Some of those baseball stars came to Borchert Field as players on other American Association clubs, like Mickey Mantle and Phil Rizzuto with the Kansas City Blues, and Ted Williams with the Minneapolis Millers.

Others wore the uniform of the Milwaukee Badgers. Fritz Pollard, Paul Robeson, and Johnny "Blood" McNally.

Still others were Brewers themselves. Oscar "Happy" Felsch was a Milwaukee boy who played for his hometown club in 1914 on his way to the Chicago White Sox and eventual infamy. John Thomas Reid "Jackie" Price was a baseball clown hired by team president Bill Veeck as much for his between-inning entertainment as his skills as a shortstop. Eddie Mathews was a Boston Braves prospect who came to town shortly after the formerly-independent club became part of Boston's farm system in the late 1940s.

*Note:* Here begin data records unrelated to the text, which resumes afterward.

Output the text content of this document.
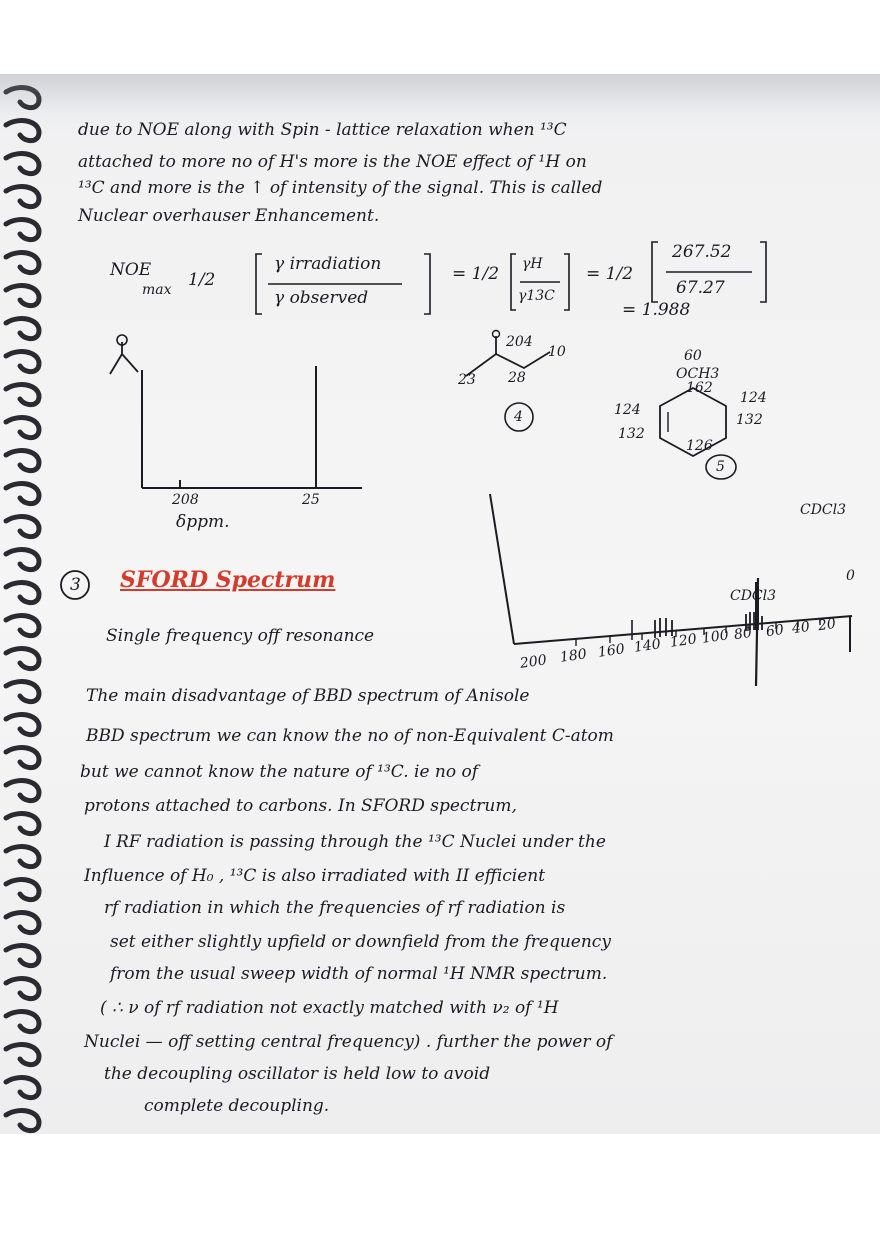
due to NOE along with Spin - lattice relaxation when ¹³C

attached to more no of H's more is the NOE effect of ¹H on

¹³C and more is the ↑ of intensity of the signal. This is called

Nuclear overhauser Enhancement.

NOE

max 1/2

γ irradiation

γ observed

= 1/2 γH

γ13C

= 1/2

267.52

67.27

= 1.988

208	25

δppm.

204

23 28

10

4

60

OCH3

162

124

124

132

132

126

5

CDCl3

CDCl3

0

200 180 160 140 120 100 80 60 40 20

3 SFORD Spectrum

Single frequency off resonance

The main disadvantage of BBD spectrum of Anisole

BBD spectrum we can know the no of non-Equivalent C-atom

but we cannot know the nature of ¹³C. ie no of

protons attached to carbons. In SFORD spectrum,

I RF radiation is passing through the ¹³C Nuclei under the

Influence of H₀ , ¹³C is also irradiated with II efficient

rf radiation in which the frequencies of rf radiation is

set either slightly upfield or downfield from the frequency

from the usual sweep width of normal ¹H NMR spectrum.

( ∴ ν of rf radiation not exactly matched with ν₂ of ¹H

Nuclei — off setting central frequency) . further the power of

the decoupling oscillator is held low to avoid

complete decoupling.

And as the caption notes, the famous visitors extended beyond the realm of sports. President Harry Truman's visit in 1948 was a high point for the old wooden ballpark.

Others came through on barnstorming tours. The most famous of those was led by Ruth and Lou Gehrig. Here's another look at the Babe at the Orchard in 1928, this time posing with two famous native Milwaukeeans.

The gentleman on the right, wearing a handsome Detroit Tigers sweater, is George McBride. He was a member of the 1901 Brewers club, founding members of the American League. When they moved to St. Louis after the season, McBride stayed in Milwaukee with the new American Association club. He would return to the majors a few years later and carved out a sixteen-year big-league career, most with the Washington Senators. When Clark Griffith stepped down as manager of the Senators to focus on the front office, he chose McBride to be his successor. McBride's run was short-lived; halfway through his first season he was struck in the face by a thrown ball during batting practice, and suffered dizziness and fainting spells for a long time afterwards, resigning his job at the end of only one season. He later came out of retirement to join Ty Cobb's coaching staff in Detroit.

To the Bambino's right, wearing the livery of the Philadelphia A's, is Al Simmons. He was born Aloysius Harry Szymanski on Milwaukee's South Side to a pair of Polish immigrants. Known as "the Duke of Mitchell Street", for the boulevard running through the heart of the city's Polish community, he is unquestionably the best baseball player Milwaukee has ever produced. In 1928, he had just finished his fifth season with Philadelphia, on his way to a twenty-year career that would eventually land him in the Hall of Fame.

The second display of famous visitors to Borchert Field is equally as impressive.

On August 28, 1935 the Pittburgh Crawford played the Chicago American Giants in a Negro National League game at Borchert Field. The Crawfords featured Josh Gibson, James "Cool Papa" Bell, Oscar Charleston, and William Julius "Judy" Johnson. The Giants had Willie Wells, Turkey Stearns, and Mule Suttles. These seven players were inducted into the Baseball Hall of Fame when it began inducting Negro League stars.

Jesse Owens, who won four gold medals at the 1936 Olympics, appeared at Borchert Field three times. It was common for barnstorming teams to have added attractions to encourage fans to come to their games. Jesse Owens often traveled with Negro League teams like the Toledo/Pittsburgh Crawfords. At the games he would race challengers, including horses, varying the head start or advantages and disadvantages based on his opponent. In his first two appearances at Borchert Field, Owens beat all challengers, but in his last appearance in 1946, he finally lost... to a horse.
I can't tell if that's more whimsical or degrading, racing all comers including livestock, but at least Owens had a way to make some money off his Olympic success.

And in any case, it's amazing to think of the truly staggering number of famous citizens of the 20th century who paid a visit to the old wooden ballpark during its long history.